Meirion Jones is a Welsh journalist. He worked for the BBC from 1988 until 2015 and is now the editor of the Bureau of Investigative Journalism. Former Newsnight presenter Jeremy Paxman described Jones as "a dogged journalist with that obsessional, slightly nutty commitment that marks out all successful investigative reporters".

Jones has investigated many subjects, including the alleged fixing of the US presidential election in 2000, toxic waste dumping in Africa, how Britain helped Israel's nuclear weapons programme, market-rigging by multinationals, bogus bomb detectors, tsunami aid, terror and security, political scandals, and financial scams. He has written for many newspapers including The Guardian.

Jones also worked with journalist Liz MacKean in late 2011 on a Newsnight investigation which aimed to expose recently deceased BBC star Jimmy Savile as a prolific paedophile. Its suppression by their boss, then Newsnight editor Peter Rippon, ultimately led to a major scandal. Jones featured in Netflix's two-part documentary Jimmy Savile: A British Horror Story (2022).

==Early career==
Jones was the first full-time editor of the Cardiff student paper Gair Rhydd. He once broke into the principal's office to copy and expose files about an Iraqi henchman. He worked for Your Computer magazine, reviewing computers and interviewing the likes of Douglas Adams. He then freelanced at New Scientist, where he wrote about a variety of subjects, from food poisoning to how to phase out the CFCs which were damaging the ozone layer.

==Career==
Jones joined the BBC in 1988, working on the Today programme and then World at One and PM, before moving to Newsnight in 1996.

Jones and Greg Palast made more than a dozen investigative films on subjects such as oil and the war in Iraq, the Bin Laden family, the Bush family, the 2002 Venezuelan coup attempt against Hugo Chávez, and vulture funds.

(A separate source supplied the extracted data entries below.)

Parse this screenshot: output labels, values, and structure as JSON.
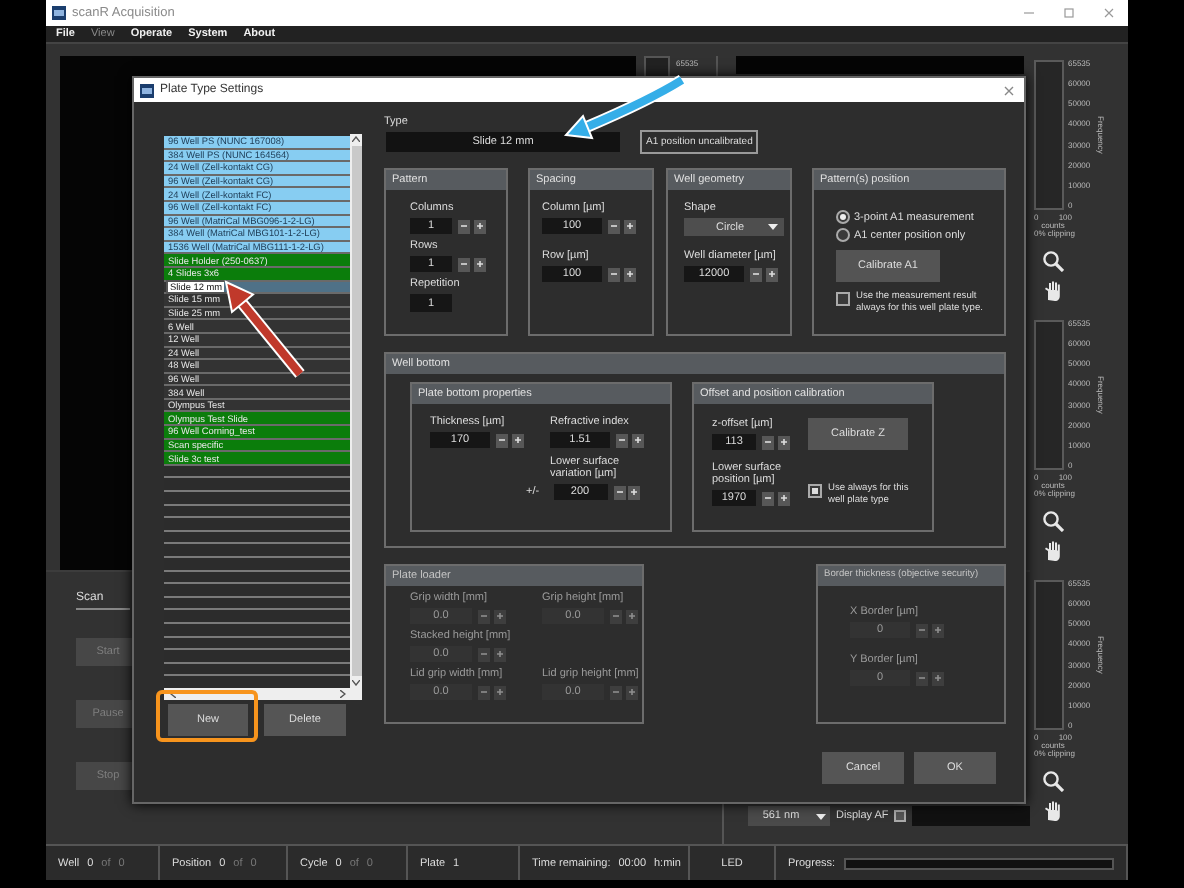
{
  "app": {
    "title": "scanR Acquisition",
    "menu": [
      {
        "label": "File",
        "disabled": false
      },
      {
        "label": "View",
        "disabled": true
      },
      {
        "label": "Operate",
        "disabled": false
      },
      {
        "label": "System",
        "disabled": false
      },
      {
        "label": "About",
        "disabled": false
      }
    ]
  },
  "preview": {
    "max_tick": "65535"
  },
  "histograms": [
    {
      "ticks": [
        "65535",
        "60000",
        "50000",
        "40000",
        "30000",
        "20000",
        "10000",
        "0"
      ],
      "axis_label": "Frequency",
      "x_min": "0",
      "x_max": "100",
      "x_label": "counts",
      "clipping": "0% clipping"
    },
    {
      "ticks": [
        "65535",
        "60000",
        "50000",
        "40000",
        "30000",
        "20000",
        "10000",
        "0"
      ],
      "axis_label": "Frequency",
      "x_min": "0",
      "x_max": "100",
      "x_label": "counts",
      "clipping": "0% clipping"
    },
    {
      "ticks": [
        "65535",
        "60000",
        "50000",
        "40000",
        "30000",
        "20000",
        "10000",
        "0"
      ],
      "axis_label": "Frequency",
      "x_min": "0",
      "x_max": "100",
      "x_label": "counts",
      "clipping": "0% clipping"
    }
  ],
  "scan": {
    "tab": "Scan",
    "buttons": [
      {
        "label": "Start",
        "disabled": true
      },
      {
        "label": "Pause",
        "disabled": true
      },
      {
        "label": "Stop",
        "disabled": true
      }
    ]
  },
  "display": {
    "wavelength": "561 nm",
    "af_label": "Display AF",
    "af_checked": false
  },
  "status_bar": [
    {
      "kind": "counter",
      "label": "Well",
      "value": "0",
      "of": "of",
      "total": "0"
    },
    {
      "kind": "counter",
      "label": "Position",
      "value": "0",
      "of": "of",
      "total": "0"
    },
    {
      "kind": "counter",
      "label": "Cycle",
      "value": "0",
      "of": "of",
      "total": "0"
    },
    {
      "kind": "value",
      "label": "Plate",
      "value": "1"
    },
    {
      "kind": "timer",
      "label": "Time remaining:",
      "value": "00:00",
      "unit": "h:min"
    },
    {
      "kind": "indicator",
      "label": "LED"
    },
    {
      "kind": "progress",
      "label": "Progress:",
      "level": 0
    }
  ],
  "dialog": {
    "title": "Plate Type Settings",
    "plate_types": [
      {
        "label": "96 Well PS (NUNC 167008)",
        "color": "#87cdf2",
        "selected": false
      },
      {
        "label": "384 Well PS (NUNC 164564)",
        "color": "#87cdf2",
        "selected": false
      },
      {
        "label": "24 Well (Zell-kontakt CG)",
        "color": "#87cdf2",
        "selected": false
      },
      {
        "label": "96 Well (Zell-kontakt CG)",
        "color": "#87cdf2",
        "selected": false
      },
      {
        "label": "24 Well (Zell-kontakt FC)",
        "color": "#87cdf2",
        "selected": false
      },
      {
        "label": "96 Well (Zell-kontakt FC)",
        "color": "#87cdf2",
        "selected": false
      },
      {
        "label": "96 Well (MatriCal MBG096-1-2-LG)",
        "color": "#87cdf2",
        "selected": false
      },
      {
        "label": "384 Well (MatriCal MBG101-1-2-LG)",
        "color": "#87cdf2",
        "selected": false
      },
      {
        "label": "1536 Well (MatriCal MBG111-1-2-LG)",
        "color": "#87cdf2",
        "selected": false
      },
      {
        "label": "Slide Holder (250-0637)",
        "color": "#0b7d0b",
        "selected": false
      },
      {
        "label": "4 Slides 3x6",
        "color": "#0b7d0b",
        "selected": false
      },
      {
        "label": "Slide 12 mm",
        "color": "#333333",
        "selected": true
      },
      {
        "label": "Slide 15 mm",
        "color": "#333333",
        "selected": false
      },
      {
        "label": "Slide 25 mm",
        "color": "#333333",
        "selected": false
      },
      {
        "label": "6 Well",
        "color": "#333333",
        "selected": false
      },
      {
        "label": "12 Well",
        "color": "#333333",
        "selected": false
      },
      {
        "label": "24 Well",
        "color": "#333333",
        "selected": false
      },
      {
        "label": "48 Well",
        "color": "#333333",
        "selected": false
      },
      {
        "label": "96 Well",
        "color": "#333333",
        "selected": false
      },
      {
        "label": "384 Well",
        "color": "#333333",
        "selected": false
      },
      {
        "label": "Olympus Test",
        "color": "#333333",
        "selected": false
      },
      {
        "label": "Olympus Test Slide",
        "color": "#0b7d0b",
        "selected": false
      },
      {
        "label": "96 Well Corning_test",
        "color": "#0b7d0b",
        "selected": false
      },
      {
        "label": "Scan specific",
        "color": "#0b7d0b",
        "selected": false
      },
      {
        "label": "Slide 3c test",
        "color": "#0b7d0b",
        "selected": false
      }
    ],
    "list_buttons": [
      "New",
      "Delete"
    ],
    "type": {
      "label": "Type",
      "value": "Slide 12 mm",
      "status": "A1 position uncalibrated"
    },
    "pattern": {
      "title": "Pattern",
      "fields": [
        {
          "label": "Columns",
          "value": "1",
          "kind": "spin"
        },
        {
          "label": "Rows",
          "value": "1",
          "kind": "spin"
        },
        {
          "label": "Repetition",
          "value": "1",
          "kind": "plain"
        }
      ]
    },
    "spacing": {
      "title": "Spacing",
      "fields": [
        {
          "label": "Column [µm]",
          "value": "100",
          "kind": "spin"
        },
        {
          "label": "Row [µm]",
          "value": "100",
          "kind": "spin"
        }
      ]
    },
    "well_geometry": {
      "title": "Well geometry",
      "fields": [
        {
          "label": "Shape",
          "value": "Circle",
          "kind": "dropdown"
        },
        {
          "label": "Well diameter [µm]",
          "value": "12000",
          "kind": "spin"
        }
      ]
    },
    "patterns_position": {
      "title": "Pattern(s) position",
      "options": [
        {
          "label": "3-point A1 measurement",
          "selected": true
        },
        {
          "label": "A1 center position only",
          "selected": false
        }
      ],
      "button": "Calibrate A1",
      "checkbox": {
        "label": "Use the measurement result always for this well plate type.",
        "checked": false
      }
    },
    "well_bottom": {
      "title": "Well bottom",
      "plate_bottom": {
        "title": "Plate bottom properties",
        "fields": [
          {
            "label": "Thickness [µm]",
            "value": "170",
            "kind": "spin"
          },
          {
            "label": "Refractive index",
            "value": "1.51",
            "kind": "spin"
          },
          {
            "label": "Lower surface variation [µm]",
            "value": "200",
            "kind": "spin",
            "prefix": "+/-"
          }
        ]
      },
      "offset": {
        "title": "Offset and position calibration",
        "fields": [
          {
            "label": "z-offset [µm]",
            "value": "113",
            "kind": "spin"
          },
          {
            "label": "Lower surface position [µm]",
            "value": "1970",
            "kind": "spin"
          }
        ],
        "button": "Calibrate Z",
        "checkbox": {
          "label": "Use always for this well plate type",
          "checked": true
        }
      }
    },
    "plate_loader": {
      "title": "Plate loader",
      "disabled": true,
      "fields": [
        {
          "label": "Grip width [mm]",
          "value": "0.0",
          "kind": "spin"
        },
        {
          "label": "Grip height [mm]",
          "value": "0.0",
          "kind": "spin"
        },
        {
          "label": "Stacked height [mm]",
          "value": "0.0",
          "kind": "spin"
        },
        {
          "label": "Lid grip width [mm]",
          "value": "0.0",
          "kind": "spin"
        },
        {
          "label": "Lid grip height [mm]",
          "value": "0.0",
          "kind": "spin"
        }
      ]
    },
    "border_thickness": {
      "title": "Border thickness (objective security)",
      "disabled": true,
      "fields": [
        {
          "label": "X Border [µm]",
          "value": "0",
          "kind": "spin"
        },
        {
          "label": "Y Border [µm]",
          "value": "0",
          "kind": "spin"
        }
      ]
    },
    "buttons": [
      "Cancel",
      "OK"
    ]
  },
  "annotations": [
    {
      "kind": "arrow",
      "color": "#35aee8"
    },
    {
      "kind": "arrow",
      "color": "#c0392b"
    },
    {
      "kind": "frame",
      "color": "#f7941d"
    }
  ]
}
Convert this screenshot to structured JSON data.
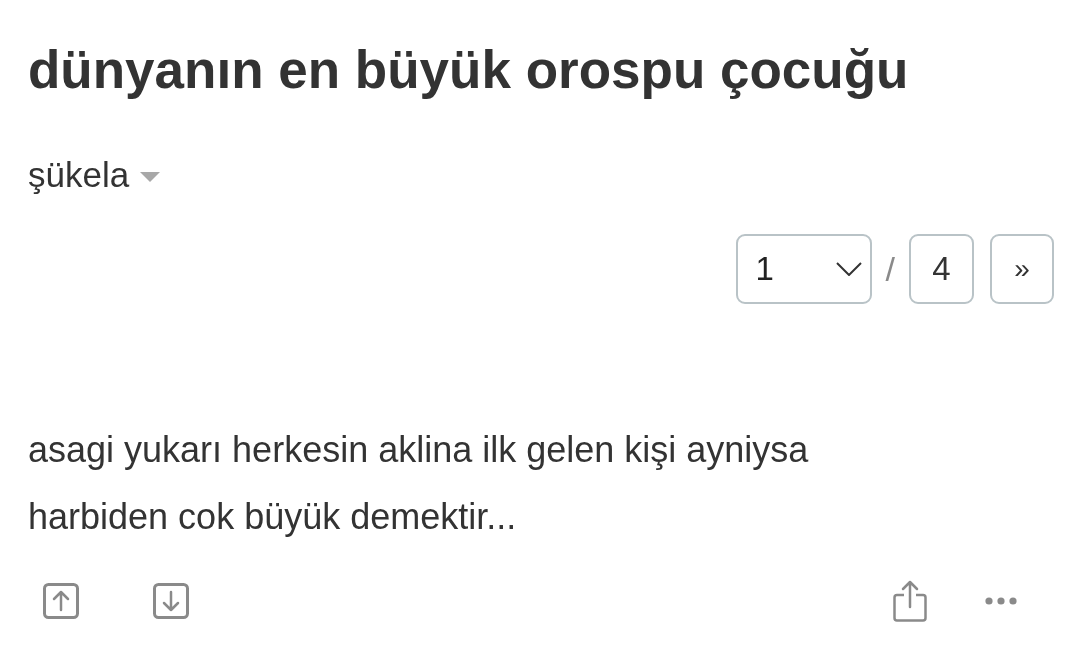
{
  "title": "dünyanın en büyük orospu çocuğu",
  "sort": {
    "label": "şükela"
  },
  "pagination": {
    "current": "1",
    "separator": "/",
    "total": "4",
    "next": "»"
  },
  "entry": {
    "text": "asagi yukarı herkesin aklina ilk gelen kişi ayniysa harbiden cok büyük demektir..."
  }
}
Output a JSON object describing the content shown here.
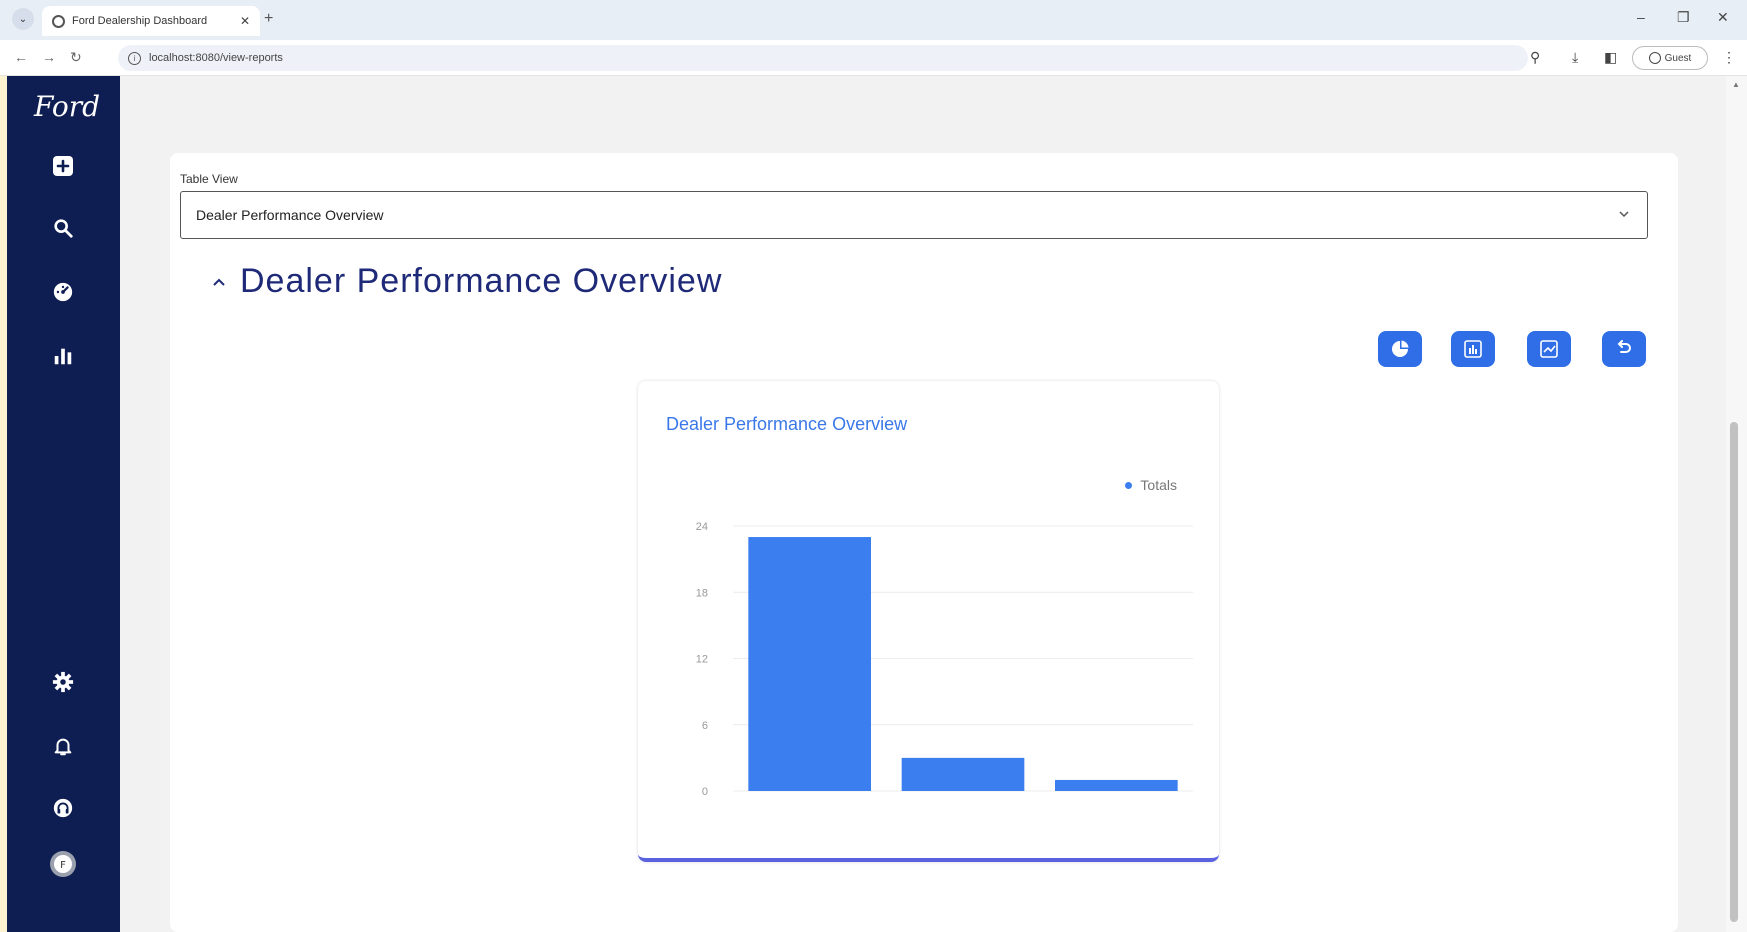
{
  "browser": {
    "tab_title": "Ford Dealership Dashboard",
    "url": "localhost:8080/view-reports",
    "guest_label": "Guest"
  },
  "sidebar": {
    "logo": "Ford",
    "icons": [
      "plus-square-icon",
      "search-icon",
      "dashboard-icon",
      "bar-chart-icon",
      "gear-icon",
      "bell-icon",
      "headset-icon",
      "avatar-icon"
    ]
  },
  "main": {
    "table_view_label": "Table View",
    "table_view_selected": "Dealer Performance Overview",
    "section_title": "Dealer Performance Overview",
    "actions": [
      "pie-chart-icon",
      "bar-chart-icon",
      "line-chart-icon",
      "undo-icon"
    ],
    "accent_color": "#2f6ee6"
  },
  "chart_data": {
    "type": "bar",
    "title": "Dealer Performance Overview",
    "series": [
      {
        "name": "Totals",
        "values": [
          23,
          3,
          1
        ]
      }
    ],
    "categories": [
      "",
      "",
      ""
    ],
    "yticks": [
      "0",
      "6",
      "12",
      "18",
      "24"
    ],
    "ylim": [
      0,
      24
    ],
    "grid": true,
    "legend": "top-right",
    "bar_color": "#3a7ef0"
  }
}
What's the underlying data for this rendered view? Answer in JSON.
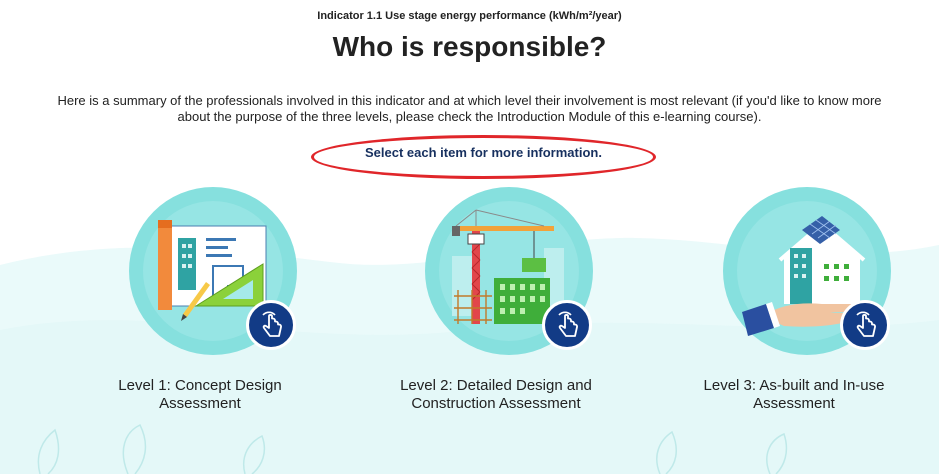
{
  "header": {
    "indicator": "Indicator 1.1 Use stage energy performance (kWh/m²/year)",
    "title": "Who is responsible?"
  },
  "intro": {
    "text": "Here is a summary of the professionals involved in this indicator and at which level their involvement is most relevant (if you'd like to know more about the purpose of the three levels, please check the Introduction Module of this e-learning course)."
  },
  "prompt": {
    "text": "Select each item for more information.",
    "highlight_color": "#e0262a"
  },
  "levels": [
    {
      "label_line1": "Level 1: Concept Design",
      "label_line2": "Assessment",
      "icon": "blueprint-ruler-icon"
    },
    {
      "label_line1": "Level 2: Detailed Design and",
      "label_line2": "Construction Assessment",
      "icon": "crane-construction-icon"
    },
    {
      "label_line1": "Level 3: As-built and In-use",
      "label_line2": "Assessment",
      "icon": "house-in-hand-icon"
    }
  ],
  "colors": {
    "circle": "#7fdcdc",
    "button": "#123b86",
    "wave": "#e8f8f8"
  }
}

Jones and Palest also revealed how many black voters in Florida had been barred from voting in the 2000 election by a purge of the Florida Central Voter File.

In 2005–6, Jones made three films with Michael Crick on nuclear weapons of Israel which revealed for the first time how Britain had helped Israel's nuclear weapons programme. Papers obtained through Freedom of Information showed how the UK had secretly exported the heavy water to Israel to start up the Dimona nuclear reactor and had supplied Israel with samples of uranium-235, plutonium and lithium 6. Jones wrote a print version of the revelations which New Statesman ran as their cover story. In September 2016, Jones and Israeli nuclear historian Avner Cohen wrote a piece for Haaretz revealing that there had been an investigation into 1960s British nuclear weapons chief Nyman Levin.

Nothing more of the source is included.